Wolfgang Mayr, Gastautor / 18.03.2018 / 12:00 / Foto: Pixabay / 2 / Seite ausdrucken

Italien: Wer mit wem, gegen wen und wozu überhaupt?

Die Rechts-Allianz ist das stärkste Bündnis, die Cinque Stelle stärkste Partei im Parlament. Beiden fehlt derzeit ein Partner, um eine Regierung bilden zu können. Der geschlagene Partito Democratico will nicht, der geschäftsführende Parteichef Martina geht mit einer einstimmigen Entscheidung der Parteiführung in die Opposition.

Das Werbe-Vorspiel von Rechts und Cinque Stelle vor der PD-Entscheidung glich einem arroganten Macho-Gehabe. Lega-Chef Salvini strebte eine politische Ehe mit dem PD an, dieser dürfe aber keine Bedingungen stellen. Also eine Art islamische Hochzeit, Chef sagt, wo es lang geht.

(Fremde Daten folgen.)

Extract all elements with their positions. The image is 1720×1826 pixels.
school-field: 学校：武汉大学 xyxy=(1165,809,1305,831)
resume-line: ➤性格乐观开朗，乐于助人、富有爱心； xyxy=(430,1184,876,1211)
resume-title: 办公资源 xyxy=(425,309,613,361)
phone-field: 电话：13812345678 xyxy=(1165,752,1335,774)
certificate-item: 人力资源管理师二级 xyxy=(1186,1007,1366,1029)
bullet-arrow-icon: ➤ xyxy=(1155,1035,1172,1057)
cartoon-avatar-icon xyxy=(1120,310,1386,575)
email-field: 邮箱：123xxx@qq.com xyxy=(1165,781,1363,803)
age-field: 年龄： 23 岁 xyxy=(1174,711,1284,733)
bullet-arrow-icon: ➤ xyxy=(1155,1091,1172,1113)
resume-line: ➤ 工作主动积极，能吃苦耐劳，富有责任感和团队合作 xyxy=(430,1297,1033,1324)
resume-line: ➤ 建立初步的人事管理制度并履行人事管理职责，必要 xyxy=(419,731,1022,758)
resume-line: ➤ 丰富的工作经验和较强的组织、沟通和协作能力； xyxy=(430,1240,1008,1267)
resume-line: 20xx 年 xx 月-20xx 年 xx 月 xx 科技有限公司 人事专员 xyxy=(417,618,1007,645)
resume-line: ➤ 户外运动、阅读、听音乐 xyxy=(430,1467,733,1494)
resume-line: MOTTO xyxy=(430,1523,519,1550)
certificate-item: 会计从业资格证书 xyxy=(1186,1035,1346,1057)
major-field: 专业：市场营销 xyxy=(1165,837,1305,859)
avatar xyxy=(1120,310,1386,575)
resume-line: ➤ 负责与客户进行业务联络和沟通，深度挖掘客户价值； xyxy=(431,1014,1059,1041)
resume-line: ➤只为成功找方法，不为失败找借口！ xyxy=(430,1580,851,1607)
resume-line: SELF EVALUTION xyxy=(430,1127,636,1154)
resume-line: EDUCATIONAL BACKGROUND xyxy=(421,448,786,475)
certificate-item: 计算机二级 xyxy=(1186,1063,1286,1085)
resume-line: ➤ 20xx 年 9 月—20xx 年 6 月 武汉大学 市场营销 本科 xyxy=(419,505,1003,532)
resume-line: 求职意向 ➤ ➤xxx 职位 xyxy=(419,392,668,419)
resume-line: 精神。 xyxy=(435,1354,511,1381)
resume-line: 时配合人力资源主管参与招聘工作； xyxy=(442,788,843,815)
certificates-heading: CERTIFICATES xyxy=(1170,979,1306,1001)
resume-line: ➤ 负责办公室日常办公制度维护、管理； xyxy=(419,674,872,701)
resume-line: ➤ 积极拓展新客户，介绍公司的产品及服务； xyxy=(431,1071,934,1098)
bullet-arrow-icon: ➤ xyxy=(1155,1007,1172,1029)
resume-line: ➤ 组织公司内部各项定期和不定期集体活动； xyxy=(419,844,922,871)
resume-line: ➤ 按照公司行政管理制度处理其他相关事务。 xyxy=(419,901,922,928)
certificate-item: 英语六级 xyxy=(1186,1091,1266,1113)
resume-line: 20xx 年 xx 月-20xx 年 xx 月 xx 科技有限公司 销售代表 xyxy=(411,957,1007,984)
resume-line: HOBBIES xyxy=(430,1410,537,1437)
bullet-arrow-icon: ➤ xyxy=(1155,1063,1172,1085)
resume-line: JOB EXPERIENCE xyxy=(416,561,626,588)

Ähnlich agierte auch der Spitzen-Kandidat der Cinque Stelle, Luigi Di Maio. Er legte auf einen virtuellen Verhandlungstisch seine 10 Regierungspunkte hin, der PD sollte einfach zustimmen und unterschreiben. War wohl nur ein Schaulaufen. Der PD mag geschlagen und gedemütigt sein, am Ende ist er aber nicht.

Das Vorspiel zeigt doch deutlich, dass weder die Berlusconi-Allianz noch die Cinque Stelle an ernsthaften Gesprächen mit dem PD interessiert waren. Die beiden Sieger müssen sich bald handelseinig werden, am 23. März, bei der ersten Sitzung des Parlaments, stehen die Wahlen für die Präsidentschaft in der Kammer und im Senat an.

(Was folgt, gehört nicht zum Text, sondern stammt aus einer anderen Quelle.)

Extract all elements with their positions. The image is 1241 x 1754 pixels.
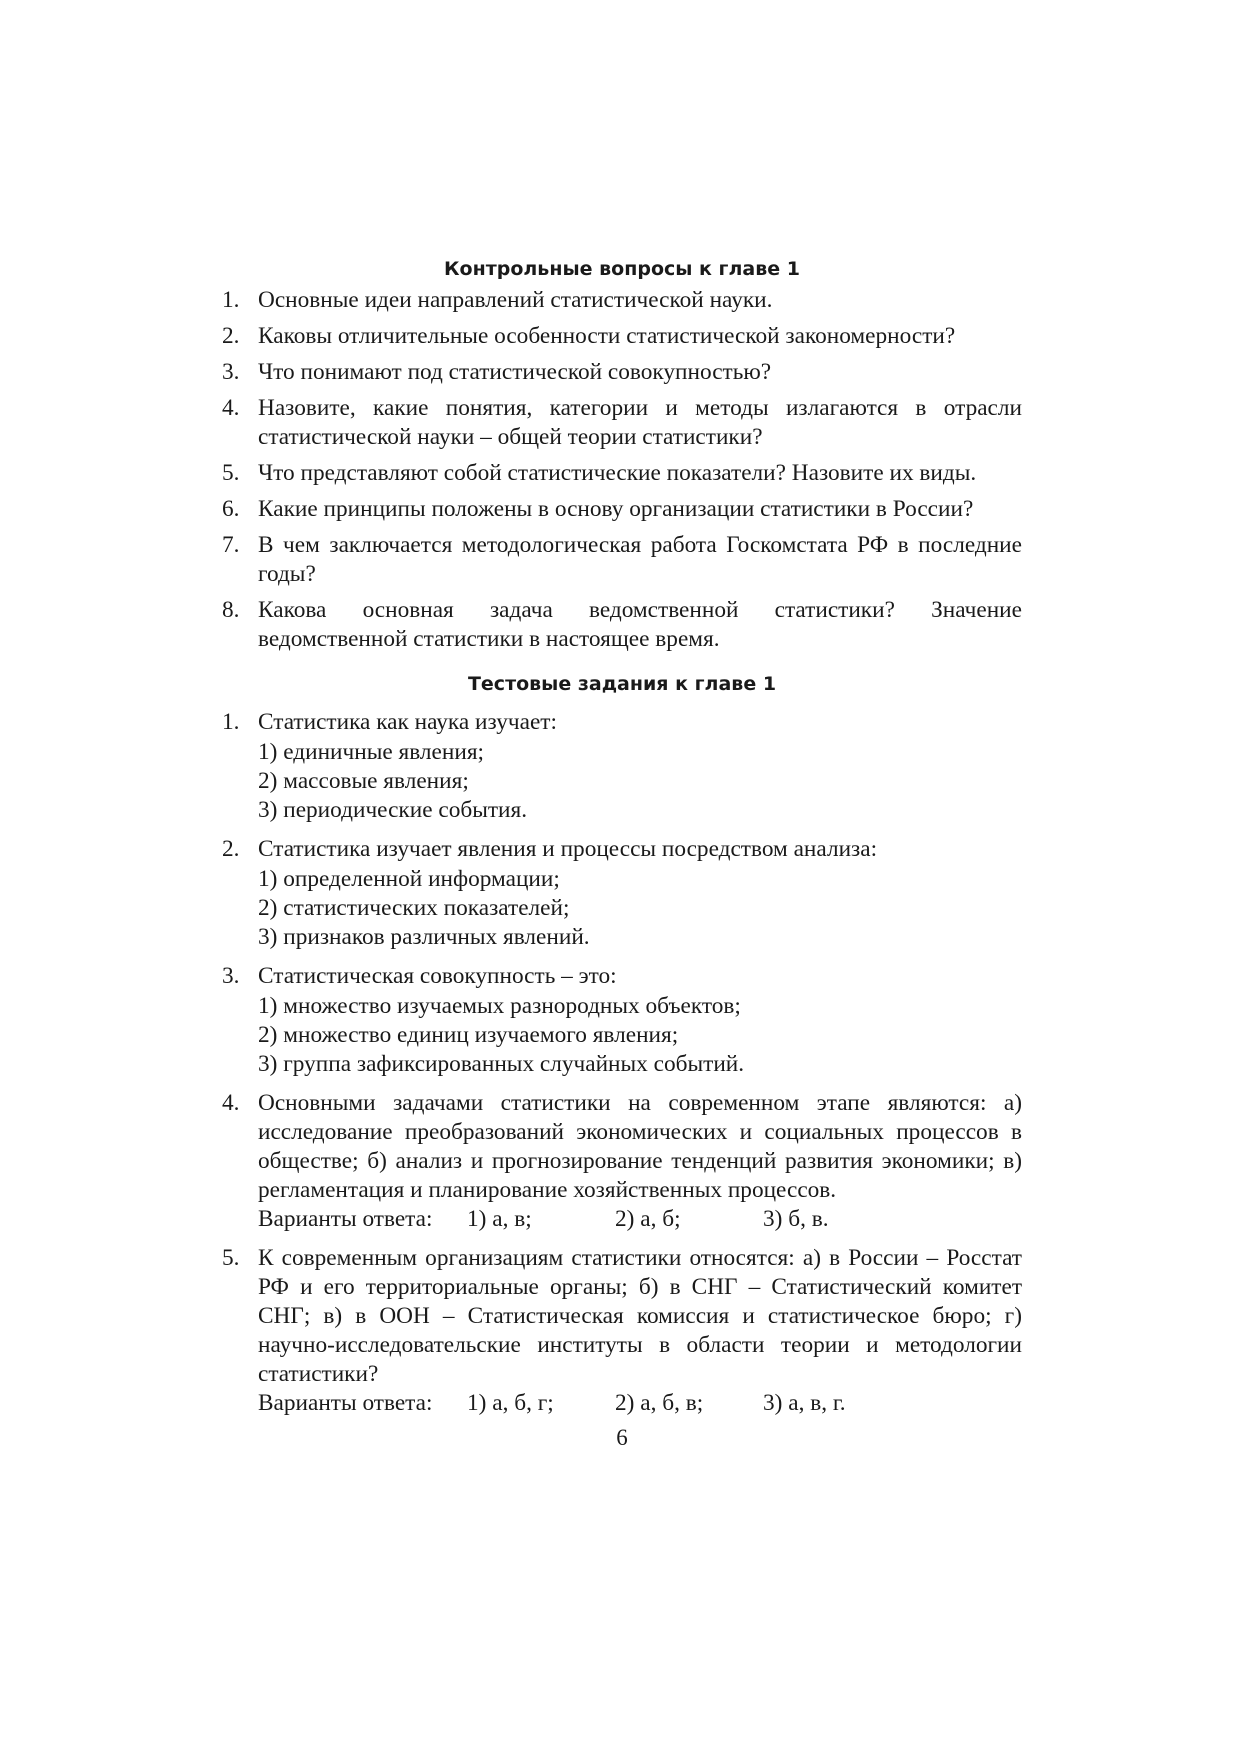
task-option: 3) признаков различных явлений. [258,924,590,950]
task-text: Статистика изучает явления и процессы посредством анализа: [258,836,878,862]
answer-variants-label: Варианты ответа: [258,1390,433,1416]
test-tasks-title: Тестовые задания к главе 1 [467,673,777,695]
task-option: 1) определенной информации; [258,866,560,892]
question-text: Какова основная задача ведомственной статистики? Значение ведомственной статистики в настоящее время. [258,597,1022,652]
answer-variant: 2) а, б, в; [615,1390,704,1416]
question-text: В чем заключается методологическая работа Госкомстата РФ в последние годы? [258,532,1022,587]
control-question [222,495,1022,524]
question-text: Назовите, какие понятия, категории и методы излагаются в отрасли статистической науки – общей теории статистики? [258,395,1022,450]
task-number: 4. [222,1090,240,1116]
question-number: 7. [222,532,240,558]
task-option: 3) периодические события. [258,797,528,823]
task-text: Статистическая совокупность – это: [258,963,617,989]
question-number: 8. [222,597,240,623]
control-question [222,394,1022,452]
control-question [222,459,1022,488]
answer-variants [258,1389,1022,1418]
task-option: 3) группа зафиксированных случайных событий. [258,1051,745,1077]
answer-variant: 1) а, в; [467,1206,532,1232]
task-text: Основными задачами статистики на современном этапе являются: а) исследование преобразований экономических и социальных процессов в обществе; б) анализ и прогнозирование тенденций развития экономики; в) регламентация и планирование хозяйственных процессов. [258,1090,1022,1203]
question-text: Каковы отличительные особенности статистической закономерности? [258,323,956,349]
task-text: К современным организациям статистики относятся: а) в России – Росстат РФ и его территориальные органы; б) в СНГ – Статистический комитет СНГ; в) в ООН – Статистическая комиссия и статистическое бюро; г) научно-исследовательские институты в области теории и методологии статистики? [258,1245,1022,1387]
control-questions-title: Контрольные вопросы к главе 1 [444,258,800,280]
test-task [222,708,1022,825]
test-task [222,835,1022,952]
answer-variant: 3) б, в. [763,1206,829,1232]
task-option: 1) множество изучаемых разнородных объектов; [258,993,741,1019]
task-option: 1) единичные явления; [258,739,485,765]
question-number: 5. [222,460,240,486]
answer-variants-label: Варианты ответа: [258,1206,433,1232]
task-text: Статистика как наука изучает: [258,709,557,735]
question-number: 1. [222,287,240,313]
control-question [222,286,1022,315]
question-number: 3. [222,359,240,385]
question-text: Основные идеи направлений статистической науки. [258,287,773,313]
question-text: Что понимают под статистической совокупностью? [258,359,772,385]
test-task [222,962,1022,1079]
control-question [222,322,1022,351]
question-text: Что представляют собой статистические показатели? Назовите их виды. [258,460,977,486]
question-number: 6. [222,496,240,522]
task-number: 3. [222,963,240,989]
task-number: 2. [222,836,240,862]
task-number: 5. [222,1245,240,1271]
question-number: 4. [222,395,240,421]
control-question [222,358,1022,387]
answer-variant: 2) а, б; [615,1206,681,1232]
test-tasks-list [222,708,1022,1418]
answer-variant: 3) а, в, г. [763,1390,846,1416]
task-number: 1. [222,709,240,735]
control-questions-list [222,286,1022,654]
control-question [222,531,1022,589]
task-option: 2) массовые явления; [258,768,469,794]
control-question [222,596,1022,654]
test-task [222,1089,1022,1234]
test-task [222,1244,1022,1418]
answer-variant: 1) а, б, г; [467,1390,554,1416]
question-text: Какие принципы положены в основу организации статистики в России? [258,496,974,522]
task-option: 2) статистических показателей; [258,895,570,921]
answer-variants [258,1205,1022,1234]
task-option: 2) множество единиц изучаемого явления; [258,1022,679,1048]
page-number: 6 [616,1425,628,1450]
question-number: 2. [222,323,240,349]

Suche nach parlamentarischen „Garanten“

Di Maio formulierte die Vorgaben. Eine Einigung über die Kandidaten für die Parlamentsspitzen zwischen der Berlusconi-Allianz und den Cinque Stelle sei keine Verpflichtung, auch eine Regierung zu bilden. Di Maio und seine Fraktionsvorsitzenden Giulia Grillo und Danilo Toninelli schlagen Kandidaten vor, die Garanten der parlamentarischen Arbeit sein sollen.

Berlusconi reihte sich inzwischen hinter Salvini ein, seine Lega ist im rechten Bündnis erste Kraft. Berlusconi unterstützt Salvini bei den Verhandlungen mit den Cinque Stelle. Berlusconi rät Salvini aber auch, den PD zu kontaktieren. Der Lega-Chef will aber mehr, nicht nur eine Einigung für die Parlamentsspitzen. Salvini strebt schon jetzt Vorgespräche mit den Cinque Stelle an, um eine Regierung formieren zu können. Recht harsch fiel die Reaktion seines Partners Berlusconi aus. Er habe die Tür geöffnet, um die Cinque Stelle zu verjagen. Während des Wahlkampfes beschimpfte Berlusconi seine Konkurrenten als eine üble Sekte.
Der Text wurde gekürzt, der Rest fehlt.